Diwan of Education and Teaching of the Islamic State
- Formation: October 2013 (Unofficially) September 2014 (Officially)
- Dissolved: 2017 (In Iraq and Syria)
- Type: Governmental
- Headquarters: Raqqa, Syria
- Region served: Main: Iraq Syria Other: Afghanistan Nigeria
- Services: Education
- Official language: Arabic
- Affiliations: Islamic State

= Diwan of Education and Teaching of the Islamic State =

Diwan of Education and Teaching of the Islamic State (ديوان التربية والتعليم في الدولة الإسلامية), also known as just the Diwan of Education (ديوان التربية) was the education ministry of the Islamic State for elementary schools, middle schools, high schools, and universities under the territory of the Islamic State.

== History ==
The first schools to implement Islamic State teaching was in October 2013 after the Islamic State of Iraq seized territory in Raqqa where a curriculum was made for elementary schools and for children aged seven to 11 years old, many pictures have surfaced of books containing the rules of Islamic manners, the fundamental concepts of tawhid, and the Arabic language where as originally the Islamic State of Iraq neglected the studies of mathematics, science, art and music, though with music being completely banned due to the Islamic attitude towards music being haram. The Diwan (Ministry) was established in 2014 after the large campaigns done to expand the Islamic States' territory throughout Iraq and Syria, the Islamic State created this ministry as a way to regulate teaching and studies done by students in all grades and to teach Islamic doctrines and ideologies of the Islamic State, and by September 2014 a revised curriculum was spread throughout the territory the Islamic State controlled after the formation of the Committee for the Development of Curricula and Textbooks after holding an open meeting for the teachers and instructors who supported the Islamic State. Initially, the first 50 committee members, organized by subject, struggled to keep pace, resulting in the expansion of each group. Eventually, nearly 400 individuals—including teacher-authors, inspector-editors, secretaries, research assistants, modelers, graphic artists, computer specialists, and others—were contributing to the committee. This group consisted of both volunteers and those compelled to participate under duress. Most members were dedicated to a single subject group. Each group's work was overseen by a representative from the ministry, and the entire committee's output was ultimately placed under the authority of Dhu al-Qarnayn, the Islamic State's minister.

=== Curriculum ===
Many of the new curriculum established by the Diwan always involved a religious element of Islam into its textbooks, where it was found to have over 30 textbooks that were instituted into it that taught a singular corpus of study never seen before and became the central element in the "jihadist resistance" against American occupation and the new Shia government installed by the Americans in Iraq. Many of these studies done by students under the Diwan involve jihad and Islam and it becomes a key part in the learning by students of it. Members of the al-Khansaa brigade teach girls and women in schools due to the gender norms under the Islamic State, it is forbidden to teach girls as a teacher if you are male and it is forbidden to teach boys as a teacher if you're a female. This curriculum was established and spread to one third of all children and university students living under the Islamic State.

==== Mathematics ====
Learning mathematics under the Diwan involved the textbooks to contain references to Islamic extremist topics, with the arithmetic calculations often pertaining war-related topics, for example, arithmetic exercises asked students to calculate the number of explosives a factory can produce in a particular Islamic State-controlled wilayah or the number of Shi'ite Muslims or 'unbelievers' (Kuffar) that can be killed by a car suicide-bomber. There were images of Kalashnikovs, and the plus sign (+) was abolished as it was claimed it refers to the Christian cross; this is similar to the common use in Israel of ﬩ as an alternative plus sign on the same religious basis.

==== Science ====
Science was heavily regulated in a teaching manner due to some scientific lessons going against what the Quran and Hadith state, Abu Bakr al-Baghdadi explicitly stated for the theory of evolution by Charles Darwin be banned in teaching even though it was never taught in the past.

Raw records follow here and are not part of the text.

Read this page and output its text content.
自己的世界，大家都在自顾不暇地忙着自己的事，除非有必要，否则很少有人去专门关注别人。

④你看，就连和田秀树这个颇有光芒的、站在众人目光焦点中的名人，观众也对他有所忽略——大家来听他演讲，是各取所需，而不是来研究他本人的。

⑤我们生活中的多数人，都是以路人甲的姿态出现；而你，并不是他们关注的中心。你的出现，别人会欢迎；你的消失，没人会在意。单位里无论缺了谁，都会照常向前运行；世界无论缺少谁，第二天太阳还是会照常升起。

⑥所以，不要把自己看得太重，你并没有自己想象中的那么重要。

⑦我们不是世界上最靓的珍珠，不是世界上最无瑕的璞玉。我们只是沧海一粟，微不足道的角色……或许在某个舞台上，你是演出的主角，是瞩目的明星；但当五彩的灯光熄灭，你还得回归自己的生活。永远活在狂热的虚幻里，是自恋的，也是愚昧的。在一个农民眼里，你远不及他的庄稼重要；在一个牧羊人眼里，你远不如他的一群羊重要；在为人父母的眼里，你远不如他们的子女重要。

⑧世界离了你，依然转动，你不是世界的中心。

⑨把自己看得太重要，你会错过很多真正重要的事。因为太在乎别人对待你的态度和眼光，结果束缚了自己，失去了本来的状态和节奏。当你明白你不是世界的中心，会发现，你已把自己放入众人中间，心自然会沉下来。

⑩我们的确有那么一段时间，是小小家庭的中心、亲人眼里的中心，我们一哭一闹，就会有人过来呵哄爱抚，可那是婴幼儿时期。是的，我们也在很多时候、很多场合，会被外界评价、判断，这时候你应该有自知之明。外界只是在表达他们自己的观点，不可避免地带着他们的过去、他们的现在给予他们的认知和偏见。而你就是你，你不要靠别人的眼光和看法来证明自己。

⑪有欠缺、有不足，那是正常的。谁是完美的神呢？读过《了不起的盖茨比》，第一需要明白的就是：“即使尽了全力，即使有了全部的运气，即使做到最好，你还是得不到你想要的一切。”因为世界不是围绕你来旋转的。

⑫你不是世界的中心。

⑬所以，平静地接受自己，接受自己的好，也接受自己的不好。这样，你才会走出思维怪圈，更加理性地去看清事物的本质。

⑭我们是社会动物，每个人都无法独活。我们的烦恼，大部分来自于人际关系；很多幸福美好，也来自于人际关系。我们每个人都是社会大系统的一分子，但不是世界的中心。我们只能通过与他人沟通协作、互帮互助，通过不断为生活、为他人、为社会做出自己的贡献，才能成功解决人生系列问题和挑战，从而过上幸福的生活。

==== Computer programming ====
In the curriculum of the Diwan, computer programming is one of the major parts of the curriculum where, among the complementary programs, the Islamic State included a curriculum for programming using the Scratch software and also the use of creating computer programs and ethical hacking.

==== Physical education ====
The physical education curriculum is basic to western world's standards, with the pedagogy didactic's being Swedish gymnastics and the only learning and assessment being 17 lessons in the manual (though there's no physical activity for lesson number 7), the teacher being allowed to add activities not listed, and 3 repetitive sessions for each lesson, with only 45 minutes allowed.

==== Others ====
Many other subjects including music, drawing, sports (excluding physical education), and philosophy were outlawed, with many libraries that hosted non-Islamic books were set on fire and destroyed.